L'attaque contre les systèmes informatiques de la compagnie aérienne polonaise LOT, qui a immobilisé dimanche 1.400 passagers à Varsovie pendant plus de cinq heures, pourrait être annonciatrice de menaces plus sérieuses envers l'industrie aéronautique, selon plusieurs experts interrogés par l'AFP.
Elle "a visé un système informatique auxiliaire en charge de la génération des plans de vol", sans lequel aucun décollage ne peut se faire, indique à l'AFP Loïc Guezo, directeur stratégie de Trend Micro (entreprise de logiciels de sécurité de contenu Internet) pour l'Europe du sud.
Une dizaine de vols intérieurs et internationaux ont du être annulés et une douzaine retardés, avant que le trafic aérien ne reprenne en soirée.
"Les transports aériens sont dans le focus des pirates depuis quelques mois, en particulier suite à la Defcon 2014", la grande convention hacker organisée en août dernier à Las Vegas (Etats-Unis), révèle M. Guezo.
Insérer une clé USB pour lire ses propres contenus comme cela est désormais possible dans les A380 les plus récents, chatter en ligne avec d'autres passagers, ou se connecter en Wifi embarqué vers le sol, leur offre selon lui de nombreuses perspectives.
De par ses conséquences, cette attaque n'a pas vraiment de précédent, même si en 2009, le ver informatique Conflicker avait infecté les réseaux de l'armée française, clouant notamment au sol les Rafale pendant plusieurs semaines avant l'intervention du géant américain Microsoft (NASDAQ:MSFT).
"Ici les motivations peuvent être multiples: trouver un moyen de dissuasion ultérieur, obtenir une rançon, provoquer une perte de chiffre d'affaires, gagner un avantage concurrentiel, ou même obtenir un moyen de diversion", détaille Thomas Girard, directeur du département Cybersécurité de CS, à propos de l'attaque contre la compagnie polonaise qui n'a pas encore été élucidée.
Tanguy de Coatpont, directeur général de Kaspersky Lab France, éditeur de solutions de lutte contre les cybermenaces, n'écarte pas "une erreur accidentelle d’un employé ou du service informatique, par exemple un problème d'électricité ou de disque dur, ou un faux positif de l’anti-virus protégeant le système affecté".

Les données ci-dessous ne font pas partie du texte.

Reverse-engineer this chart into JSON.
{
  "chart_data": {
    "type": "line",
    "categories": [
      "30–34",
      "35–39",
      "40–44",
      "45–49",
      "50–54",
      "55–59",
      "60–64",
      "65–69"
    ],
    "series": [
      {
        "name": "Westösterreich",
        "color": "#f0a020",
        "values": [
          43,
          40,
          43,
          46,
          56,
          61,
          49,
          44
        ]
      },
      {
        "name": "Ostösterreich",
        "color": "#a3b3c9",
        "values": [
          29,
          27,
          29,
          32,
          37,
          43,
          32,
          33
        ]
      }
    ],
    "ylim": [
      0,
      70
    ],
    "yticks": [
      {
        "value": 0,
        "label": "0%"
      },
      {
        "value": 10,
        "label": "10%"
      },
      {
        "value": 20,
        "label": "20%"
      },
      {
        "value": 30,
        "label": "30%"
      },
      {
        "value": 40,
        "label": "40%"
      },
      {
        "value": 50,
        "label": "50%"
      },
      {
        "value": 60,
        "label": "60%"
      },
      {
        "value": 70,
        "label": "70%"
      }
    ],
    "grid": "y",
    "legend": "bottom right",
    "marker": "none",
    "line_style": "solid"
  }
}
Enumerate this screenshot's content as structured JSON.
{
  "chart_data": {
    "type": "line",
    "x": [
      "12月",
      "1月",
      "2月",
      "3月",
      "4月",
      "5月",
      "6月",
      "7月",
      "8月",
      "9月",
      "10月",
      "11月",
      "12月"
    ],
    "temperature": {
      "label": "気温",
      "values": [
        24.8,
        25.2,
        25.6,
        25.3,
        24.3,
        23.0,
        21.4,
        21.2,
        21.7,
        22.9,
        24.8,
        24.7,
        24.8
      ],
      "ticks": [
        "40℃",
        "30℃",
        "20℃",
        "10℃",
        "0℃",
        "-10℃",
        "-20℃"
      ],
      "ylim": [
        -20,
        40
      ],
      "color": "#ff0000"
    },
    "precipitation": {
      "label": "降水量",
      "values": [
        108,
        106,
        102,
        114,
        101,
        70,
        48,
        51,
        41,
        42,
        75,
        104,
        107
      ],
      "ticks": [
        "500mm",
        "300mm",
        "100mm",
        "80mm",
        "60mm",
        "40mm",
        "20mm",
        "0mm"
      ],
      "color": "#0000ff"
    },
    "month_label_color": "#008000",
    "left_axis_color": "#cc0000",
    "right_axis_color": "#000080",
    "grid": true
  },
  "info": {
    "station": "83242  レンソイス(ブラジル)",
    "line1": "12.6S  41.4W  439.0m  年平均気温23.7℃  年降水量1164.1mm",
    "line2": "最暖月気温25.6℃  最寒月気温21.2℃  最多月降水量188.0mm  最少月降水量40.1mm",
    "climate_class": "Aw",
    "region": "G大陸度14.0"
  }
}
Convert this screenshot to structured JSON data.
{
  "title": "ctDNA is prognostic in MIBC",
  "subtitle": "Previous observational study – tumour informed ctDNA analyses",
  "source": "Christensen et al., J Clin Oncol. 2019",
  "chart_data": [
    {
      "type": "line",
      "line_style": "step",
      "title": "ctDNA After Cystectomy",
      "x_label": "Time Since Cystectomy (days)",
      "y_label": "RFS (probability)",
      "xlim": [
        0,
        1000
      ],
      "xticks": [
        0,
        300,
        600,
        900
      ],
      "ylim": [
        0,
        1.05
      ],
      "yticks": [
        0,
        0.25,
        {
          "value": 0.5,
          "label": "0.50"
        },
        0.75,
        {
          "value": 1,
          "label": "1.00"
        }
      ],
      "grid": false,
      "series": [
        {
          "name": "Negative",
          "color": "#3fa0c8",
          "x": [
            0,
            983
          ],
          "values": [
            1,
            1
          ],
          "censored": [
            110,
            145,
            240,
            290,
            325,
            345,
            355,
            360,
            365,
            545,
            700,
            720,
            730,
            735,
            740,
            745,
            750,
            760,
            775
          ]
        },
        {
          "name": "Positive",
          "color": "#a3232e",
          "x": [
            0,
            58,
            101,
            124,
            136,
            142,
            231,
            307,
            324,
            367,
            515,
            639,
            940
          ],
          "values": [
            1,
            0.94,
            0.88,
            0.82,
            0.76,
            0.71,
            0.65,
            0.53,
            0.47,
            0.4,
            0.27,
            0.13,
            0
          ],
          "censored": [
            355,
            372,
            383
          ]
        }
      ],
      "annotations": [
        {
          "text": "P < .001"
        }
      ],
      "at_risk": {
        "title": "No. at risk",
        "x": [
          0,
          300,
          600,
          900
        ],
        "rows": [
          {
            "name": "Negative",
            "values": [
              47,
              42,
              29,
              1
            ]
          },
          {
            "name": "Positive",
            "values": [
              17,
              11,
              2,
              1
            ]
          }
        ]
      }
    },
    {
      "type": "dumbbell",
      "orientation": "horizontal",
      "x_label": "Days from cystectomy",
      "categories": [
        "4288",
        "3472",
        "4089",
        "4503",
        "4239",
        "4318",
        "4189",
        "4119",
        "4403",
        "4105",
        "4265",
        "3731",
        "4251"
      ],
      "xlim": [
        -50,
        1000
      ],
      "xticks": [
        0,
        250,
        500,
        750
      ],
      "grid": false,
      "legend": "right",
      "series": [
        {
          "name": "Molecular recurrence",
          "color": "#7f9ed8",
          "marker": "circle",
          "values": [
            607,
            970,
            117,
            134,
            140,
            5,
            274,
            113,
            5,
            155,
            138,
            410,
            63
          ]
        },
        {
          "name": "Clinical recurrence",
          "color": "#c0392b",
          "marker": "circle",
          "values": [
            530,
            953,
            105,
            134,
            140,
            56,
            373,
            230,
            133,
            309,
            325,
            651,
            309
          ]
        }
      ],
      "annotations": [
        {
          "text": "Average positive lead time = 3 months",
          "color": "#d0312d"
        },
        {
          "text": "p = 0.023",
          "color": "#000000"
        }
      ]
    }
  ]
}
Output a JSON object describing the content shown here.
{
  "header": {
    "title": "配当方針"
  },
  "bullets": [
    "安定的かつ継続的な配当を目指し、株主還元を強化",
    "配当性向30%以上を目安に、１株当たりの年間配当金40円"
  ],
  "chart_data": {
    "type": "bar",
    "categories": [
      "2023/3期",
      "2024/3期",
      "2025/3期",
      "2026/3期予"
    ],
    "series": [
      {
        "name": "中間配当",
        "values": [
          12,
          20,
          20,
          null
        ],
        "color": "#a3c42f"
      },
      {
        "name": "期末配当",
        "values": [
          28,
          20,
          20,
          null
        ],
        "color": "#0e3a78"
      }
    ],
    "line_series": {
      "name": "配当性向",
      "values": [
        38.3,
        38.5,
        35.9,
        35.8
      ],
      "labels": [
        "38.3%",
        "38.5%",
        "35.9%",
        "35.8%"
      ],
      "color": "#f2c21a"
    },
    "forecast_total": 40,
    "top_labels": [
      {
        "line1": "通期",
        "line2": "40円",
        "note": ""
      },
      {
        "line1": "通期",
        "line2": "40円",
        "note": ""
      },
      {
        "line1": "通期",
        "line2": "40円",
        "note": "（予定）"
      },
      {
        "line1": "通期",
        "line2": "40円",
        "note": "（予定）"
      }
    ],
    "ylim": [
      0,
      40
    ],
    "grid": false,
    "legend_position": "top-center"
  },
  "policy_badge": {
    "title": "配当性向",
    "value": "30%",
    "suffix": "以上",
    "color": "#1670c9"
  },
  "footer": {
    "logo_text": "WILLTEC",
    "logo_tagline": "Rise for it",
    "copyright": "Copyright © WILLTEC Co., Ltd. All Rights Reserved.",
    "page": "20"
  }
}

L'aéroport Chopin de Varsovie est relativement modeste comparé à Heathrow à Londres ou Roissy à Paris, avec environ 11 vols toutes les heures durant la journée, ce qui laisse poindre une autre perspective, plus inquiétante.
"Il est également possible que cet événement marque le début de cyber-attaques de plus grandes ampleur dans des aéroports à plus fort trafic, les hackers ayant cette fois voulu mesurer le temps de réaction des autorités et des services informatiques en analysant les procédures d'intervention en cas d'incident", avertit Tanguy de Coatpont.
"Les acteurs du secteur prêtent une attention poussée aux cyber-risques, mais il faut garder à l’esprit que les compagnies aériennes et les société aéroportuaires doivent souvent gérer des systèmes critiques et complexes du fait de la mise en commun de différentes technologies", juge Laurent Pétroque, manager avant vente France de l'entreprise informatique F5 Networks.
Vulnérabilités potentielles
La possibilité que des pirates commettent des attentats similaires à ceux du 11 septembre 2001 en prenant à distance les commandes de plusieurs avions divise davantage les experts.
"Cela ne paraît pas très vraisemblable au vu du nombre de mécanismes de sécurité qui sont présents, on ne peut pas prendre le contrôle d'un avion comme cela", assure ainsi Axelle Apvrille, experte en cybercriminalité chez Fortinet, spécialiste de la sécurité informatique.
Parmi les potentielles vulnérabilités d'un avion de ligne figurent toutefois selon elle les différents contrôles de vol, le terminal satellite à bord, les systèmes de divertissement, et le système de communications codées par satellite ou par radio.
"Si l’on considère que depuis le système de planification des vols jusqu'au système régissant l’avion lui même, tous ces composants pris individuellement peuvent être l’objet d’une attaque, la question se pose en toute légitimité", indique en revanche M.Pétroque.
"C'est aujourd'hui un scénario de réflexion fort, notamment car de nombreux systèmes de communication ou de positionnement sont anciens, sans sécurité d'authentification ou chiffrement, et peuvent être dupés et usurpés", affirme M. Guezo.
"La présence de pirates à bord reste indispensable dans l'état actuel des systèmes avioniques, c'est pourquoi être certain de l'identité des passagers reste l'enjeu majeur", nuance toutefois Antoine Bajolet, administrateur du Clusif (Club de la Sécurité de l'Information Français).